Cmdr. Jack Papp, a spokesman for Navy Pacific air forces, said no one was hurt. The guests went ahead with a tour and lunch with the captain. A formal mishap investigation is under way.

The Nimitz had just completed a refueling and overhaul at Newport News Shipbuilding. It is still under way, heading to its new home port of San Diego, via South America's Cape Horn.

Said a Navy source, "The State Department loves to use these inter-fleet transfers as an opportunity to schmooze the South American hot spots."

Pakistan rejects help

The government of Pakistan last week rejected a U.S. government proposal to provide security for Islamabad's nuclear arsenal, we are told.

The offer to protect the weapons, believed to number around 20, was turned down because of fears that U.S. security personnel could be used to block the Pakistani military's deployment of the arms.

Tensions have mounted in the past several days between Pakistan and India as fighting flared anew in the disputed region of Kashmir.
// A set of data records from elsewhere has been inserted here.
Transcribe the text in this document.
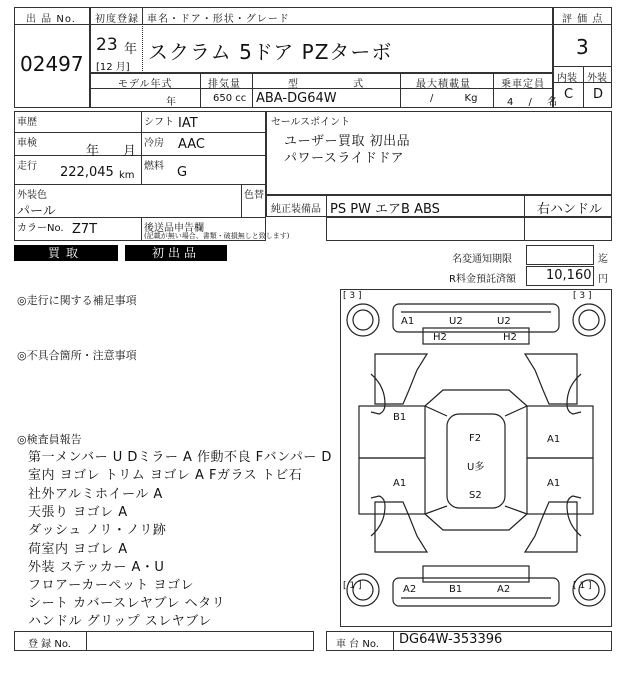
出 品 No.
02497
初度登録 車名・ドア・形状・グレード
23 年
[12 月]
スクラム 5ドア PZターボ
評 価 点
3
内装 外装
C D
モデル年式	排気量	型 式	最大積載量	乗車定員
年	650 cc ABA-DG64W	/ Kg	4 / 名
車歴	シフト IAT
車検
年 月
冷房 AAC
走行 222,045 km
燃料 G
外装色
パール
色替
カラーNo. Z7T	後送品申告欄
(記載が無い場合、書類・破損無しと致します)
セールスポイント
ユーザー買取 初出品
パワースライドドア
純正装備品 PS PW エアB ABS	右ハンドル
買取	初出品	名変通知期限	迄
R料金預託済額 10,160 円
◎走行に関する補足事項
◎不具合箇所・注意事項
◎検査員報告
第一メンバー U Dミラー A 作動不良 Fバンパー D
室内 ヨゴレ トリム ヨゴレ A Fガラス トビ石
社外アルミホイール A
天張り ヨゴレ A
ダッシュ ノリ・ノリ跡
荷室内 ヨゴレ A
外装 ステッカー A・U
フロアーカーペット ヨゴレ
シート カバースレヤブレ ヘタリ
ハンドル グリップ スレヤブレ
[ 3 ]	[ 3 ]
[ 1 ]	[ 1 ]
A1	U2	U2
H2	H2
B1
A1
A1	A1
F2
U多
S2
A2	B1	A2
登 録 No.	車 台 No. DG64W-353396
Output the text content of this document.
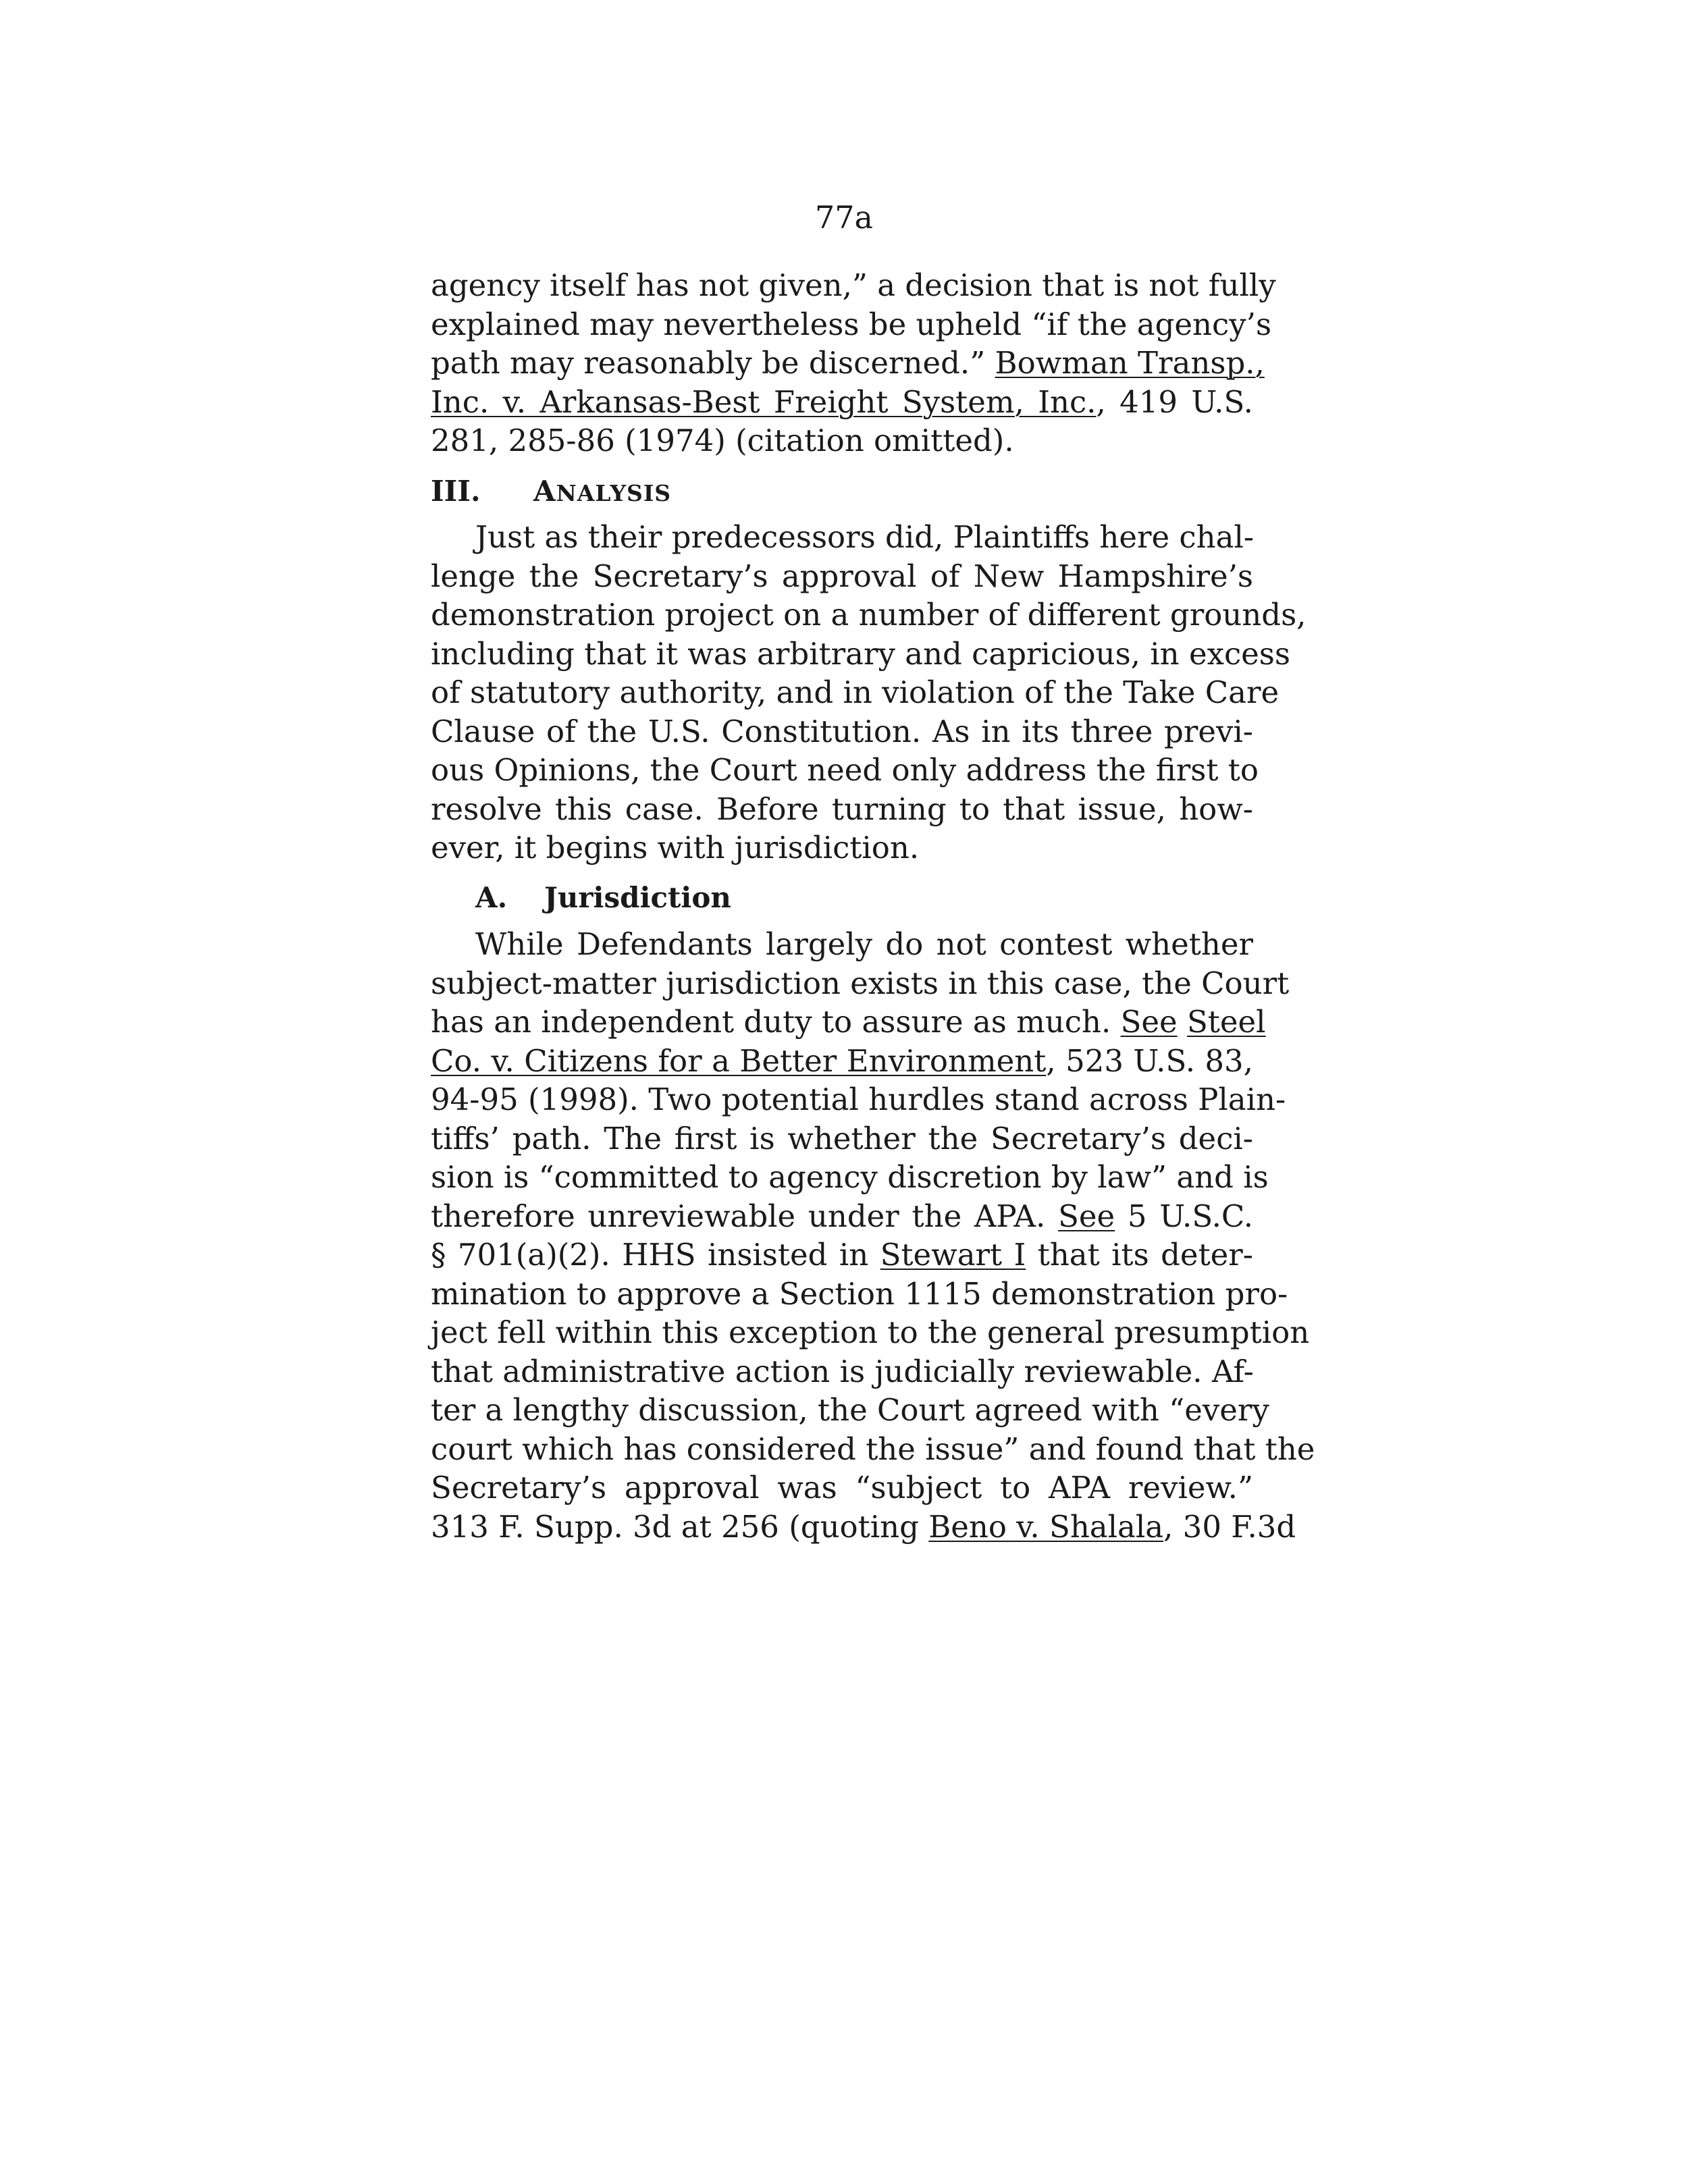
77a
agency itself has not given,” a decision that is not fully
explained may nevertheless be upheld “if the agency’s
path may reasonably be discerned.” Bowman Transp.,
Inc. v. Arkansas-Best Freight System, Inc., 419 U.S.
281, 285-86 (1974) (citation omitted).
III. ANALYSIS
Just as their predecessors did, Plaintiffs here chal-
lenge the Secretary’s approval of New Hampshire’s
demonstration project on a number of different grounds,
including that it was arbitrary and capricious, in excess
of statutory authority, and in violation of the Take Care
Clause of the U.S. Constitution. As in its three previ-
ous Opinions, the Court need only address the first to
resolve this case. Before turning to that issue, how-
ever, it begins with jurisdiction.
A. Jurisdiction
While Defendants largely do not contest whether
subject-matter jurisdiction exists in this case, the Court
has an independent duty to assure as much. See Steel
Co. v. Citizens for a Better Environment, 523 U.S. 83,
94-95 (1998). Two potential hurdles stand across Plain-
tiffs’ path. The first is whether the Secretary’s deci-
sion is “committed to agency discretion by law” and is
therefore unreviewable under the APA. See 5 U.S.C.
§ 701(a)(2). HHS insisted in Stewart I that its deter-
mination to approve a Section 1115 demonstration pro-
ject fell within this exception to the general presumption
that administrative action is judicially reviewable. Af-
ter a lengthy discussion, the Court agreed with “every
court which has considered the issue” and found that the
Secretary’s approval was “subject to APA review.”
313 F. Supp. 3d at 256 (quoting Beno v. Shalala, 30 F.3d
The tensions are dangerous because both India and Pakistan possess nuclear weapons and the missiles to deliver them, quickly.

U.S. intelligence agencies fear that instability in Pakistan could lead to the seizure of power in Islamabad of Islamic extremists who might use nuclear weapons. Instability in Pakistan also could lead to attacks on the Pakistani military's nuclear arsenal and the theft of nuclear weapons.

Nuclear weapons security was said to be on the agenda of Secretary of State Colin L. Powell during his visit to Islamabad this week.